Lors des élections sénatoriales, qui auront lieu le 27 septembre, quatre sièges sont à pourvoir dans l’Hérault. Pour les briguer, 13 listes et 78 candidats. Voici les forces en présence avant le vote des grands électeurs.
13 listes pour quatre sièges. Dans l’Hérault, les grands électeurs sont appelés à désigner les quatre sénateurs pour les six prochaines années lors des élections sénatoriales du 27 septembre prochain. En effet, le département fait partie des neuf territoires d’Occitanie concernés par ce renouvellement. Celui-ci se jouera dans un paysage politique local particulièrement éclaté, dans lequel les pronostics seraient hasardeux.
Avant même le vote, deux sièges sont assurés de changer de titulaire.

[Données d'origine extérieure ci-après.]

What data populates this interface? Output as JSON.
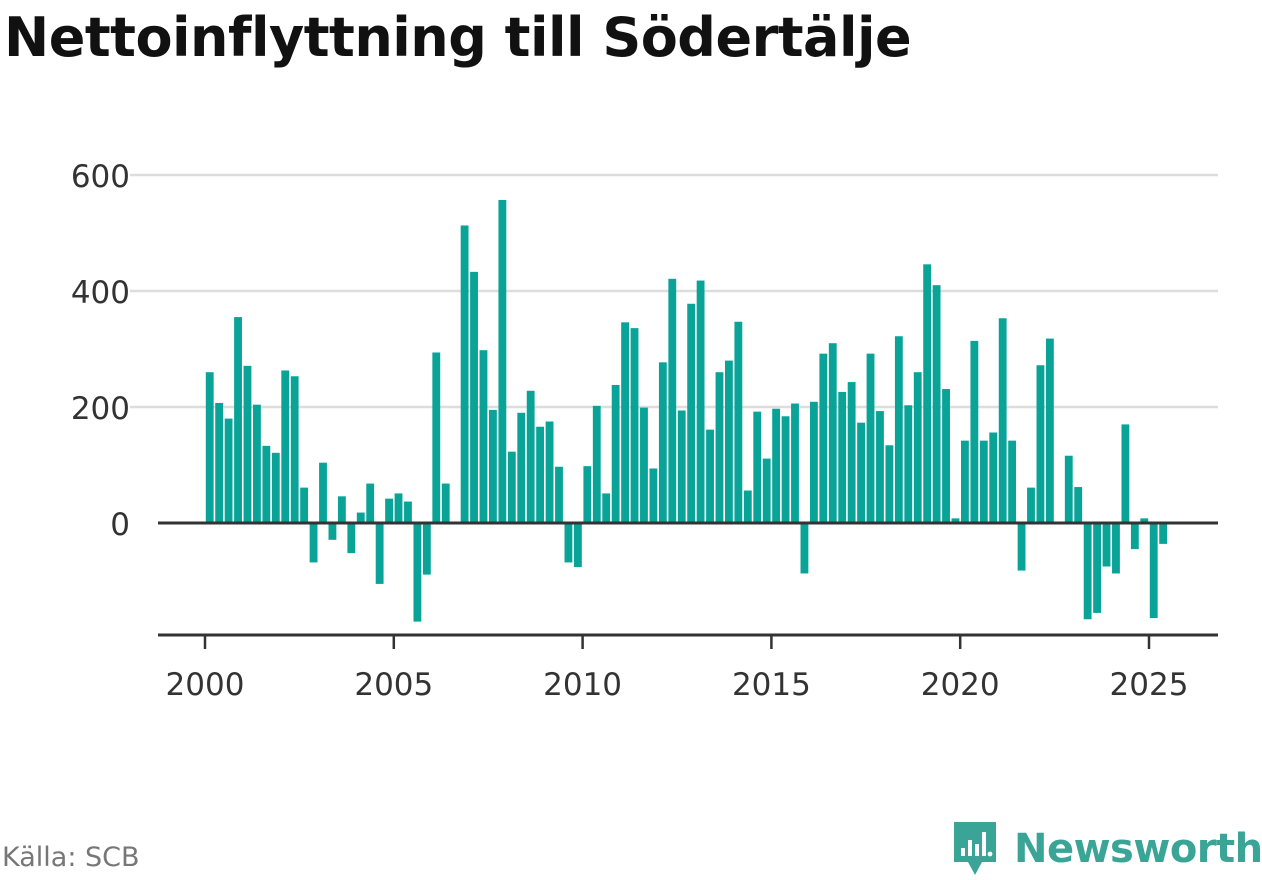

Christian Bilhac (PRG) et Henri Cabanel (ex-PS) ne se représentent pas. Les deux autres sortants, Hussein Bourgi (PS) et Jean-Pierre Grand (Horizons), sont candidats à leur réélection. À leurs côtés, 11 autres listes ont déposé leur candidature en préfecture, soit 13 au total : par dissidence ou à la suite de tentatives d’alliances avortées, le nombre de prétendants au Sénat laisse la porte ouverte à de nombreux scenarii.
Une gauche particulièrement dispersée
Hussein Bourgi repart avec une liste d’union associant le Parti socialiste, le Parti communiste français et Place publique. “Pour l’Hérault ! Pour la France !” place Julie Frêche, élue à Montpellier et vice-présidente de la Métropole, en deuxième position.
Mais le socialiste sortant devra composer avec plusieurs candidatures à gauche. Aurélien Manenc, maire de Lunas-les-Châteaux, conduit “Territoires d’Hérault unis et solidaires”. Sa liste comprend plusieurs élus départementaux, dont Kléber Mesquida, président du Département, en cinquième position, non éligible mais en soutien de poids.
Soutien qu’il n’a, naturellement pas amené à Audrey Imbert, conseillère départementale de Mèze, à qui il a retiré sa délégation (Hérault Énergies) suite à sa candidature dissidente aux Sénatoriales. Elle se présente donc “sans étiquette”.
Florence Brutus, vice-présidente de la Région Occitanie, mène de son côté une liste classée divers gauche. Elle avait déjà participé aux Sénatoriales de 2020 aux côtés du sénateur sortant Christian Bilhac, auquel elle espère succéder dans 15 jours.
Les Écologistes, eux, présentent leur propre liste avec Agnès Gizard-Carlin, élue municipale à Pézenas. Tandis que La France Insoumise est représentée par Alexia Laforge, conseillère municipale à Castelnau-le-Lez, avec une liste dont l’objectif est de porter le programme du Nouveau Front Populaire.
Plusieurs candidats également pour la droite et le centre
Jean-Pierre Grand, seul représentant actuel de la droite héraultaise au Sénat, sollicite un nouveau mandat. L’ancien maire de Castelnau-le-Lez conduit une liste classée divers centre, avec Patricia Mirallès, ancienne députée et secrétaire d’État, en deuxième position.
Face à lui, Joseph Francis revient dans la course après sa candidature de 2020. Sa liste divers droite rassemble notamment plusieurs maires du département, dont Jean-Pierre Rico, de Pérols, et Paulette Gougeon, de Lunel. Mais aussi Alain Berthet, avocat, investi par les Républicains à la tête de “La Droite républicaine pour l’Hérault”.
Malik Hamadache, ancien joueur professionnel de rugby et président de Provale, conduit quant à lui une autre liste divers droite et entend bien jouer les trouble-fêtes. Tout comme Amaury Fretay, élu municipal à Valflaunès, qui mène une liste classée divers centre.
Le RN, Reconquête et une liste sans étiquette complètent le scrutin
À gauche, comme à droite et au centre, les candidats arrivent donc au scrutin en ordre dispersé. Ce que n’a pas manqué de relever le Rassemblement national, qui sera représenté dans l’Hérault par Manon Bouquin. En embuscade, la députée de la quatrième circonscription conduit la liste “Au service des communes pour défendre l’Hérault”. Reconquête sera également présent avec Romain Arnould, tête de la liste “La Droite héraultaise”.
Dans l’Hérault, les quatre sièges étant attribués à la proportionnelle, en un seul tour, le résultat dépendra donc directement de la répartition des suffrages entre ces 13 candidatures. Avec deux sénateurs sortants qui ne repartent pas et plusieurs listes issues des mêmes familles politiques, le scrutin reste totalement ouvert.